Reading is both a habit and a culture. If you meet book lovers, convincing them to buy your books won’t be necessary. As an author and publisher, my task has always been to produce an excellent book, bind it in a beautiful cover, and make it available for sale at a market-friendly rate. Hence, I don’t do much in convincing people to buy the books. Rather, I spend time in creating awareness for people to see the need to read. Nigerians need to understand that reading should be enshrined in our culture. Books offer answers to most of the issues plaguing us. I participate in literary festivals, go on book tours, donate books, as well as attend physical and virtual readings all because I want to encourage people to read. Fostering the reading culture in our nation is my most important duty as a writer and publisher. People buying my books or the company’s titles come as an additional reward for my efforts.
You have a niche for children’s books. What is the reason for that?

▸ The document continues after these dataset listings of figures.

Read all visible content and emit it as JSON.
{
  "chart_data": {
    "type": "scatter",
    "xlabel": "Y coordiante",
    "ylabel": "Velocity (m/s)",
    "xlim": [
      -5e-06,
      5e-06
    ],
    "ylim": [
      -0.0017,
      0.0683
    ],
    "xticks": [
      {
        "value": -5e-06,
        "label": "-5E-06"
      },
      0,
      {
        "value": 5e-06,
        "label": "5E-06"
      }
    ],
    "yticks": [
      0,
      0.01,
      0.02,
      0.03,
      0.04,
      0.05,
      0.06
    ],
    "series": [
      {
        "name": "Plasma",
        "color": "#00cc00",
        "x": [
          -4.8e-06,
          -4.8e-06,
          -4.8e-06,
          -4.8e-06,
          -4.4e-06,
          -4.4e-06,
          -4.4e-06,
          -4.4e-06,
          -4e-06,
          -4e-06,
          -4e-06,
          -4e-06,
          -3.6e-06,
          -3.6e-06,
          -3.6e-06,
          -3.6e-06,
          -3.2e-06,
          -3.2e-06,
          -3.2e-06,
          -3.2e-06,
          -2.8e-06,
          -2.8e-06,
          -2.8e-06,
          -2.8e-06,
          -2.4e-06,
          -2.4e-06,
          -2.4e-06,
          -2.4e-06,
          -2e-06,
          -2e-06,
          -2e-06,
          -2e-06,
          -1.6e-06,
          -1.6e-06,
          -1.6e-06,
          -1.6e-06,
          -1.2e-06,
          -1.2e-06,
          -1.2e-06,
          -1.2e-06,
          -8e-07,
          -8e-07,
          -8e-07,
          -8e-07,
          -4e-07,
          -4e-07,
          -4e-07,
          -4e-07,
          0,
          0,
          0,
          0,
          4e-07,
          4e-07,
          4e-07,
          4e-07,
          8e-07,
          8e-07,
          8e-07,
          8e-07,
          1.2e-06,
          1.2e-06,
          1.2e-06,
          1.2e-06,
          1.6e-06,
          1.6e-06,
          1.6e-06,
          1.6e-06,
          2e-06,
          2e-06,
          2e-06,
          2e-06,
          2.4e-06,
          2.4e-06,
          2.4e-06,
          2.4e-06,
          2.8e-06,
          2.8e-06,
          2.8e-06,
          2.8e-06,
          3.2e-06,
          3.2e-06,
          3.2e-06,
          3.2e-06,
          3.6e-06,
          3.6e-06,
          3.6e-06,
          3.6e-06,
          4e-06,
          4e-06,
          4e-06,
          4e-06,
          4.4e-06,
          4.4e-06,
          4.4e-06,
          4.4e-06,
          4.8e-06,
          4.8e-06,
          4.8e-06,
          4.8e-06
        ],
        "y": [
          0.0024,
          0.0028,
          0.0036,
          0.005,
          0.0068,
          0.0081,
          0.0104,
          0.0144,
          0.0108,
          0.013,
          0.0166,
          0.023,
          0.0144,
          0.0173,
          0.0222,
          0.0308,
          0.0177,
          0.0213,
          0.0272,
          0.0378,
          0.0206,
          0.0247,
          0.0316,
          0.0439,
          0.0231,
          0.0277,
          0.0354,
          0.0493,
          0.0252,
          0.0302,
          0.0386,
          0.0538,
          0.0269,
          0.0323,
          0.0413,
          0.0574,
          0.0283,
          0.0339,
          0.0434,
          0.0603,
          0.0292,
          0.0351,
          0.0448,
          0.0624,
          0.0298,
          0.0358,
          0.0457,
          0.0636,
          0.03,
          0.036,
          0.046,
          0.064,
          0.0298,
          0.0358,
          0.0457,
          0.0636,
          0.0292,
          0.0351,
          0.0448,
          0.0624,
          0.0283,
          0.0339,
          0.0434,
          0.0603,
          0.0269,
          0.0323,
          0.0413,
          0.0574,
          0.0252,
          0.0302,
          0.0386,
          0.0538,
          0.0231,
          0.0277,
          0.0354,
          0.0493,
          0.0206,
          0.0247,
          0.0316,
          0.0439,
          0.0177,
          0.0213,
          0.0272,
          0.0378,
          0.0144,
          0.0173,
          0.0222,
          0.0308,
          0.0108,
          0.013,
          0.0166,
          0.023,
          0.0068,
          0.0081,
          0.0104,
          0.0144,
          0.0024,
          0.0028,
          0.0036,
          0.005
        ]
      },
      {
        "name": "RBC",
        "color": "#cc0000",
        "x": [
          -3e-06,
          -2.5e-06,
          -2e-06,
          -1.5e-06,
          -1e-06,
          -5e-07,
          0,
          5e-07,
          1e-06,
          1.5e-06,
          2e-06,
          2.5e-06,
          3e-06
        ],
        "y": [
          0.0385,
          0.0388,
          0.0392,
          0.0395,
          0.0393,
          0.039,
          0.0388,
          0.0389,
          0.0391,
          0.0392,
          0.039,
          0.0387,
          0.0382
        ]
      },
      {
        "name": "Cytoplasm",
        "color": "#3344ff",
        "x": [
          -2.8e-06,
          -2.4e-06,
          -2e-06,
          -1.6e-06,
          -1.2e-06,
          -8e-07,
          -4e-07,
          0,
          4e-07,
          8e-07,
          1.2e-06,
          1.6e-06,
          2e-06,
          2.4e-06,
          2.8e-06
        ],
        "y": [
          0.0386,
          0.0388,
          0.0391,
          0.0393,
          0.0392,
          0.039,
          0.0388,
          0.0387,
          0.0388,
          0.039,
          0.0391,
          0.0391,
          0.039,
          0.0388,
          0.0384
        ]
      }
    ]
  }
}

It is true that the ‘hand that rocks the cradle is the hand that rules the world’. It is also true that the hand that writes for the cradle is the hand that rules the world. Children’s literature is a genre that is sometimes scoffed at and undervalued. Many people even assume it’s easy to write for children. That is not true. My first published book happened to be a children’s book, after I was encouraged by my publisher to do so. As my career progressed, I tried my hands on poetry and other genres of literature. But, I am particularly drawn to writing for children because they are the beacons of hope. Our future rests on them. Hence, I have devoted towards influencing their minds and thoughts with the books I publish. It is also important for our children to see themselves in the books they read too. Literature texts for most kids in private schools happen to be foreign literature. This is not a bad decision by school administrators but we need to understand that identity is important, and children should be able to appreciate and connect with their own. I write stories set in Nigeria, using Nigerian names for my characters, and ensure that the illustrators sketch African kids on the pages too. I am writing for children because they are the future.
It seems eBooks are fast overshadowing hardcopy books. What measures are you making to ensure you stay in business?
I love holding books in my hands. This is a feeling that many booklovers can attest to. e-books cannot overshadow paperbacks or hard covers. The world is changing and we are also embracing the new opportunities that come with it. We help our authors to make their books available in digital formats. We also make our eBooks available in digital libraries. Many of our authors are considering these publishing options along with paperback.
If you were not a writer, what would you have become?
I would have become an engineer. After I graduated from the university, I worked at an IT firm for a while but I did not get any sense of fulfillment from it. I considered other job options too but they did not excite me. I returned to writing and I am happy. I won’t have it any other way, anymore.